Pointing to others and crying “we’ll their doing it too” isn’t good enough.
@Technojames your point is rather diminished as you only worked for one employer in each field and your experience does not reflect either industry as a whole.
@simon – thanks for sharing your wisdom – not sure what you are saying however Im sure it makes sense in your own mind which is the main thing. Have another read and try and work out what I was saying – common sense may evade you inside that brain however maybe try and read others. Have a nice day.
@The Awful truth – i am sorry if have misunderstand what your message is but to me it reads forget ethics and morality – just buy/sell the product ?
If i have interpreted this incorrectly please excuse me.
@simon – I’m saying where do we/you draw the line? ie: China – appalling human rights and animal welfare issues however we celebrate the Beijing Olympics whereby thousands of locals lost their homes for venues. We seem to forget this – so do we boycott China, its millions of products we wear and give our children as toys everyday?. Most do not, we happily continue to purchase. Cigarettes – in the UK most councils have money tied up in tobacco stock as do many pension funds as it is a blue chip defensive stock in recessionary times. Our lines of where we stop are hazy based upon our needs. The hypocrisy is rife in all categories. So i struggle to understand the boundaries to operate within with so many blurred lines.

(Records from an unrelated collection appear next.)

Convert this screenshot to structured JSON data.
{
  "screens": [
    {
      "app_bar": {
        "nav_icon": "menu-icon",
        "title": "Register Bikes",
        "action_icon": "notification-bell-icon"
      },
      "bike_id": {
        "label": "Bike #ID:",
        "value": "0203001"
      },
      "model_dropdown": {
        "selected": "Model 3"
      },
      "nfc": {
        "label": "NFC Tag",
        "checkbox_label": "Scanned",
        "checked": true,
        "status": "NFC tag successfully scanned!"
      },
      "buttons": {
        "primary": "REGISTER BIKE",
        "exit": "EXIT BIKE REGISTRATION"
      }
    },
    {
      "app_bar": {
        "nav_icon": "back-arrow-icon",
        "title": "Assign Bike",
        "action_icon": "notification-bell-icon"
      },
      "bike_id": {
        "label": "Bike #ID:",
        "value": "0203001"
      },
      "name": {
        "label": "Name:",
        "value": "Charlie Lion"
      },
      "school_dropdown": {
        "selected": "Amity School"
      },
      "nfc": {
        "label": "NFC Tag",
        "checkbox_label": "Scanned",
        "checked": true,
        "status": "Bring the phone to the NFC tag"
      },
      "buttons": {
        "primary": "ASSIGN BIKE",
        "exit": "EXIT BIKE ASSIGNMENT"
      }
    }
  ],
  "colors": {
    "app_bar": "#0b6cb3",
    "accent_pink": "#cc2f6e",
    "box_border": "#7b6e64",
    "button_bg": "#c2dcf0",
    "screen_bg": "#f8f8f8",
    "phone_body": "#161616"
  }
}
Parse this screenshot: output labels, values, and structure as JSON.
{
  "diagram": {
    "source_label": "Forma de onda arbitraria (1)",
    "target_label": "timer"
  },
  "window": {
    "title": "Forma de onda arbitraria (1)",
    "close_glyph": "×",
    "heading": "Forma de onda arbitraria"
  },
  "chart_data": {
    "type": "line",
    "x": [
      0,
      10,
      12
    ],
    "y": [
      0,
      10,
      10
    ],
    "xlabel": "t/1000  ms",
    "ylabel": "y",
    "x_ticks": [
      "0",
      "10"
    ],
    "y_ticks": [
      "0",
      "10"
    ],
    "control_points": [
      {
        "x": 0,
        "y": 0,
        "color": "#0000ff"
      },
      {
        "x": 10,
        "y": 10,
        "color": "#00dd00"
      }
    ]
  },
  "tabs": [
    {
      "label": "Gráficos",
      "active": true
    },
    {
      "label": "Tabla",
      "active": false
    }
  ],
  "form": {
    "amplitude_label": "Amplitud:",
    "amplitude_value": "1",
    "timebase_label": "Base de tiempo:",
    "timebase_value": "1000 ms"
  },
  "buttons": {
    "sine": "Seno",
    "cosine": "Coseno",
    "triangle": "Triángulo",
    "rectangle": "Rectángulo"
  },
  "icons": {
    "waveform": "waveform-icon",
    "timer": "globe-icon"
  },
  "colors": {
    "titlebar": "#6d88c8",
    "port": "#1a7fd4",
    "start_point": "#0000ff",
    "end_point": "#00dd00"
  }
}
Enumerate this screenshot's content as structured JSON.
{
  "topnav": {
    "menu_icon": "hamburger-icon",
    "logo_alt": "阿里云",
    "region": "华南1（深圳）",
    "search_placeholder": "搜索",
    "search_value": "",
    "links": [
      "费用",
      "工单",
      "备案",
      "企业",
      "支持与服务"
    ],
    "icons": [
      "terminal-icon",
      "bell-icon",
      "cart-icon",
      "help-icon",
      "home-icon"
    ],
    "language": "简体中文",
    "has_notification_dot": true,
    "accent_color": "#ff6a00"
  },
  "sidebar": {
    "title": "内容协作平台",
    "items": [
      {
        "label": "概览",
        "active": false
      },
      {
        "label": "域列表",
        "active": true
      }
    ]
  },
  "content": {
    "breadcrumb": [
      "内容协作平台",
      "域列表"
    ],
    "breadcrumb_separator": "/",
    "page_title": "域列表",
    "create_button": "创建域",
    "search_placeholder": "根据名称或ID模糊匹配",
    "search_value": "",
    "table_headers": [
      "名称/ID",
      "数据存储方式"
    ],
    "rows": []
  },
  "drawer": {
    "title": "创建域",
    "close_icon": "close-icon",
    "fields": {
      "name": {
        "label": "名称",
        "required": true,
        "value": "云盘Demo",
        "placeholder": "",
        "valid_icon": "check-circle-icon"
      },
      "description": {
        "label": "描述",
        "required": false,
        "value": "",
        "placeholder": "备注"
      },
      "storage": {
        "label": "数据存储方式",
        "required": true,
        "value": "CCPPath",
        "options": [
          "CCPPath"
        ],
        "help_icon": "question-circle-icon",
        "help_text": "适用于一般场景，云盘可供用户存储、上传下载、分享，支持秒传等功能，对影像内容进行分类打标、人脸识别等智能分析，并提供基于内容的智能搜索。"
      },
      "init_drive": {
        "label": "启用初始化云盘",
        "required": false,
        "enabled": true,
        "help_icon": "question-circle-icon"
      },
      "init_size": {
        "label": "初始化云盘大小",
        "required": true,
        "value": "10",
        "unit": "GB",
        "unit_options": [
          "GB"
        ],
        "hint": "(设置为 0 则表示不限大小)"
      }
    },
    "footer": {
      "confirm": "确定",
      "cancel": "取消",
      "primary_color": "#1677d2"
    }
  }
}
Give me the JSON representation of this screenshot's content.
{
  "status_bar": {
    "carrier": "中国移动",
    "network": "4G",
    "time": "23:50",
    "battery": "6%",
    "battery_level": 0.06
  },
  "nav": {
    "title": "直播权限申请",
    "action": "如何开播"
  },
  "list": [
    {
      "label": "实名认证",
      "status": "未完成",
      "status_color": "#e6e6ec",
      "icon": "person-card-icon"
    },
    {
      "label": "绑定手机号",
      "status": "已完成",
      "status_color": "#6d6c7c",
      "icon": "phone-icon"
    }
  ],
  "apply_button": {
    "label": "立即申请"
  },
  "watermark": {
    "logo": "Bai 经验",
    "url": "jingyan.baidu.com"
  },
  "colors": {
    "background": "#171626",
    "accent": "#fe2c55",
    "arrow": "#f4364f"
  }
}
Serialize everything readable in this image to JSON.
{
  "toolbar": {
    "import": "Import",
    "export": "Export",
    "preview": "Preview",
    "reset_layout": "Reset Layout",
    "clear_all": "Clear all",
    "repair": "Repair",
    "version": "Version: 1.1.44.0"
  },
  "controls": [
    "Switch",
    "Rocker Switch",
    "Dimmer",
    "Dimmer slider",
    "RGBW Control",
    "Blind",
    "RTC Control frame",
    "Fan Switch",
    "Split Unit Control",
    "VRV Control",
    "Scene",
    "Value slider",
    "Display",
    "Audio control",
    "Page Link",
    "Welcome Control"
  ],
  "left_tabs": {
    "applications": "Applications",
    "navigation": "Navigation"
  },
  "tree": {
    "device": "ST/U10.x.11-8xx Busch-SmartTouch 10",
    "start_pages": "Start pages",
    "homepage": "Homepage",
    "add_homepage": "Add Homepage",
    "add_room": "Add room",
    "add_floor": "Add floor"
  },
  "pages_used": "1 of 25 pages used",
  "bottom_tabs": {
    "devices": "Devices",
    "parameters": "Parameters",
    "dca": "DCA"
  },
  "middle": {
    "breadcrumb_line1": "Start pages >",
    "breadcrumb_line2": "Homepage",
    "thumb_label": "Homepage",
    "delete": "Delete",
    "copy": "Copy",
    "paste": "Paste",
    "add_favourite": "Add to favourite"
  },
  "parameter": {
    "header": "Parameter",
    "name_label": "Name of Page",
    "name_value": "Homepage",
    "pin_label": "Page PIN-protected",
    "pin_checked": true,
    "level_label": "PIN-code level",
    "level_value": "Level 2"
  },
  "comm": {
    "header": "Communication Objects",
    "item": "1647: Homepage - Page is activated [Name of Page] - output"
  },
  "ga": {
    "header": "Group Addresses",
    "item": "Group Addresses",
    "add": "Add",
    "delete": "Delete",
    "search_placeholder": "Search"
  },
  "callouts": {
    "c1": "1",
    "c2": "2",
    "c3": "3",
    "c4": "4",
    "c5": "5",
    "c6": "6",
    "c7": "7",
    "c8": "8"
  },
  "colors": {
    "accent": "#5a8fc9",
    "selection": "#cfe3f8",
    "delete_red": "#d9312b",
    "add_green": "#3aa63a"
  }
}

@The Awful Truth – mate i agree and i think it’s time to accept that in most cases we are in fact enabling our own demise by way of what we buy and invest in.
We are mostly all guilty and have to turn it around.
The superannuation point you mentioned is a perfect example – how many of us know exactly what we have invested in ?
Supporting corporations in pumping billions out of our own country to our own detriment (google ahem) is just plain madness.
Time to draw a line in the sand at the and we’ve got to start somewhere.
good chat , thanks
@TheAwfulTruth: Sounds to me like you’re saying there can be no line. But I think that line must be draws somewhere. If society isn’t perfect (which it never will be) then that is no reason to say screw it all!
@The Awful Truth
As Chrrrris alludes, it seems you can’t see the difference between working on things like cigarettes (when you use it as directed it will kill you), gambling (the more you use it the more you will lose – it’s a mathematical certainty that is the busines case backbone for the whole industry), or things like China (where not all environmental or work practices are bad and international trade has actually done a lot to bring to improve local’s lives).
Just because you, “struggle to understand the boundaries to operate within with so many blurred lines”, doesn’t mean those with emotional intelligence and common sense do.